Should these be replaced with some standard text? Or should all our GitHub mirrors have similar descriptions (which is more useful for navigation)?

Since early 2017 GitHub descriptions can also have topics; adding those to the most important repos would be also nice.

Event Timeline

greg raised the priority of this task from to Medium.
greg updated the task description. (Show Details)
greg added a project: Wikimedia-GitHub.
greg added subscribers: greg, Krenair.

(I already went through a bunch of mediawiki-extensions- and wikimedia- ones which were obviously mirrors, I don't think most of these are mirrors though.)

demon lowered the priority of this task from Medium to Lowest.Sep 1 2016, 10:19 PM
demon added a subscriber: demon.

Isn't this kind of a dupe of T109939 which talks about standardizing them?

Do these all have descriptions in gerrit, or are we risking to override a useful description with a less useful one if we auto-update them?

It would be be nice to get stats of how many of these projects actually use Github, as opposed to just fooling contributors into believing they are using it. E.g. looks rather sad.

@Tgr: That sounds related to T163576 (if my interpretation of "using it" is similar)?

It would be be nice to get stats of how many of these projects actually use Github, as opposed to just fooling contributors into believing they are using it. E.g. looks rather sad.

This would be nice. We've always taken the assumption that we should replicate everything with Github. Maybe we shouldn't, and only replicate things that people care about (for a really generous definition of the word care). Would certainly simplify repo management :)

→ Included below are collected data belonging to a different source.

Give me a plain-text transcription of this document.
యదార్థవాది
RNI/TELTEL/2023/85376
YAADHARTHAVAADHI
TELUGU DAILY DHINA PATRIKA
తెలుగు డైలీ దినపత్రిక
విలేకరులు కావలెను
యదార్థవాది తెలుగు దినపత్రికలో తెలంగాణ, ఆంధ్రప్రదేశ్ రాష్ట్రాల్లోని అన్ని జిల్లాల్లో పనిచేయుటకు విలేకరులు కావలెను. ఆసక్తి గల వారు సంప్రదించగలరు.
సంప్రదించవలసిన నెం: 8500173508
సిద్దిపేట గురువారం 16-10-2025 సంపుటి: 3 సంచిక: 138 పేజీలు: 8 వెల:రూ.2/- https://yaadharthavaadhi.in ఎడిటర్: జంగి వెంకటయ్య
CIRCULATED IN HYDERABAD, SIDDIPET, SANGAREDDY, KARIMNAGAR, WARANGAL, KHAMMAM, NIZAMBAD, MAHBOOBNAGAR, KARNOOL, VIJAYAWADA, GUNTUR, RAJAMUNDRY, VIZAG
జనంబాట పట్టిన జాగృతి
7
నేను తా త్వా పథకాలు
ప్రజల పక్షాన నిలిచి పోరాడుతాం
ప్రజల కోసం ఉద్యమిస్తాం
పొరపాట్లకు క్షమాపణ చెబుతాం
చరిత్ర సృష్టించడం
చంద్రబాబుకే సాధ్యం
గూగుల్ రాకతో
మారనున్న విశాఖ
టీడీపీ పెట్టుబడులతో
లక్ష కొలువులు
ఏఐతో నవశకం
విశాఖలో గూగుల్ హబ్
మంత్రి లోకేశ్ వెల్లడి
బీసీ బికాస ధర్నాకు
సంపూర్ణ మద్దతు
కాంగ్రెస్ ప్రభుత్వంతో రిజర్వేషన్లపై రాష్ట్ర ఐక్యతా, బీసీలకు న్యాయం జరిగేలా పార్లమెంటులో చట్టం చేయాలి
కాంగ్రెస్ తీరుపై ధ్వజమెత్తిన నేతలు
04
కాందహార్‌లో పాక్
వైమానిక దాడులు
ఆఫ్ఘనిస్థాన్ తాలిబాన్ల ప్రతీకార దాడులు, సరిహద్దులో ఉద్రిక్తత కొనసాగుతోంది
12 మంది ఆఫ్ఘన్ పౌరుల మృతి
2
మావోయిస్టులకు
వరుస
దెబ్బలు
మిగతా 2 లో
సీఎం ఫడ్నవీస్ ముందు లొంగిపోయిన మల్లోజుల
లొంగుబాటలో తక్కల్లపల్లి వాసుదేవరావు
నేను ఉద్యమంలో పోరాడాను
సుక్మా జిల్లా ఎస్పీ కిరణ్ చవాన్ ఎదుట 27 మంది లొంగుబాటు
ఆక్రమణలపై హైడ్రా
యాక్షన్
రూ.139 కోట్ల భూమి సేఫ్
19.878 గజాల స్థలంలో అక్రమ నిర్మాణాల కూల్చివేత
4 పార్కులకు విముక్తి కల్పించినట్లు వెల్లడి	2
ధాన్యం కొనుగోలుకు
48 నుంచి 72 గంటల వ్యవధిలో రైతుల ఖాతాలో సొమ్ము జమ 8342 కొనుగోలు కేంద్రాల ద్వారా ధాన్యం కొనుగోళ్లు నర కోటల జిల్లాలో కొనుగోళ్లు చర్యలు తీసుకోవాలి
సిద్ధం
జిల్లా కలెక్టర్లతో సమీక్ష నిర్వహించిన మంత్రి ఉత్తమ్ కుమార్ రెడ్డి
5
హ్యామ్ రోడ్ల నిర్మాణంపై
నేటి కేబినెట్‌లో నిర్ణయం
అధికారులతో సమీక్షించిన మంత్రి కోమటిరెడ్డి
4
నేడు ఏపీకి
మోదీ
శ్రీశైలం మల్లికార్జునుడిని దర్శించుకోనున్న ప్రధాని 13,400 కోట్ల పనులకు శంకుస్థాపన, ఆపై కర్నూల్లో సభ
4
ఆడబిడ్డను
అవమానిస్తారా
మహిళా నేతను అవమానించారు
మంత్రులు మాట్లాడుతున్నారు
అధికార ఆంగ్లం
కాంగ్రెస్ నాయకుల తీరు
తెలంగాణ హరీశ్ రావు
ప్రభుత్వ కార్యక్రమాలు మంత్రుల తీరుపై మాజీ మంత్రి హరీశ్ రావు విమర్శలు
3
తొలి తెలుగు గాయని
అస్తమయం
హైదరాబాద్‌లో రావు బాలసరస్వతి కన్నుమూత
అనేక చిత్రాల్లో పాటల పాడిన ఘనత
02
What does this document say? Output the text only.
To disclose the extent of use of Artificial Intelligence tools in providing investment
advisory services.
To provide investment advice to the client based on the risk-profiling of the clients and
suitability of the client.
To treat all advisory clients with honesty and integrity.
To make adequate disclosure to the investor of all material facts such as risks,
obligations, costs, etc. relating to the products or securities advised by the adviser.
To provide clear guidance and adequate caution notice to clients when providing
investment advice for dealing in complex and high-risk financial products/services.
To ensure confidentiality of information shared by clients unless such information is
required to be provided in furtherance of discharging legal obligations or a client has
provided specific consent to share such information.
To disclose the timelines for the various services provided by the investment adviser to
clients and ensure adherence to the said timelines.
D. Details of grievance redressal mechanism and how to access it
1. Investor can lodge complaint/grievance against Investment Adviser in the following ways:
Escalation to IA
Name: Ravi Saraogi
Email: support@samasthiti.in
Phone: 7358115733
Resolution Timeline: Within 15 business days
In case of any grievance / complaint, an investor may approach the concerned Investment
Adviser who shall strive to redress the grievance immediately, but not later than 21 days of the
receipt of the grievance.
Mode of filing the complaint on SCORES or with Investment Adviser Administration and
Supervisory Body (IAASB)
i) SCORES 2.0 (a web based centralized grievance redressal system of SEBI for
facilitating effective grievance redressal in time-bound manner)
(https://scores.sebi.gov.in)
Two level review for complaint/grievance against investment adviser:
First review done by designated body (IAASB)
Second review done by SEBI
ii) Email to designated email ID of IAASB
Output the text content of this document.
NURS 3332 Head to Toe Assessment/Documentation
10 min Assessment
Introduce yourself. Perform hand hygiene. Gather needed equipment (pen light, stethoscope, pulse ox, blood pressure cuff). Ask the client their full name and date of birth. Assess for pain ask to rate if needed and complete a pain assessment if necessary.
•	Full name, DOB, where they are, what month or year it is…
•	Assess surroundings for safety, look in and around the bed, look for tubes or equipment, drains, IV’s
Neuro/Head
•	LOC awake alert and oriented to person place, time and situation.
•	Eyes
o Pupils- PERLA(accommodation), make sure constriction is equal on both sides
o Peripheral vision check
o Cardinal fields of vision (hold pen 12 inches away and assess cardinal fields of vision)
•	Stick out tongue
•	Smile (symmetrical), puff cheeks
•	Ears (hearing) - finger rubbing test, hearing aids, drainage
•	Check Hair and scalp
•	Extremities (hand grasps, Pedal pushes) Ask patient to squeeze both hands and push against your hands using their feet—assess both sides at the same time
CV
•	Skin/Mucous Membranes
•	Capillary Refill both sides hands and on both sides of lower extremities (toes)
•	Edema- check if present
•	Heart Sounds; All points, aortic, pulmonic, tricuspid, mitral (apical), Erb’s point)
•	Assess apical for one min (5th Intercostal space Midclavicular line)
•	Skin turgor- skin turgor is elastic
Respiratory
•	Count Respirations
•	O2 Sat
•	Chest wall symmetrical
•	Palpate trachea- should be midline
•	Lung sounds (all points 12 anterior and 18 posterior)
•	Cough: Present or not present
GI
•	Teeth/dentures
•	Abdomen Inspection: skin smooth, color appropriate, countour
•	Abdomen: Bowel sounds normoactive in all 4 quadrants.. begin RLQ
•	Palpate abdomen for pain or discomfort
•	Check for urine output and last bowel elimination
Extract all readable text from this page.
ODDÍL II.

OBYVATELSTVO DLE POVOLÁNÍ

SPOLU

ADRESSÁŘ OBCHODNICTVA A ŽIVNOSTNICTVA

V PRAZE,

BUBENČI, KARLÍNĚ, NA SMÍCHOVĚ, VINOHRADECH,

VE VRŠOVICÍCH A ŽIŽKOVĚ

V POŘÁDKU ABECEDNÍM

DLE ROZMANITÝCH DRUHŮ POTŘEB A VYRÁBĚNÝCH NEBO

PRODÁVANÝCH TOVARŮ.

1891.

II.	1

Since early 2017 GitHub descriptions can also have topics. Would be nice to add to our major software projects at least.

The gerrit admin page and the Phabricator repo page both utterly suck as a landing page. I think it would be better to use the description as it's normally intended, use the URL to link to the project page on (or leave it empty if there isn't one), and put everything else in CONTRIBUTORS (see T136863#3714110).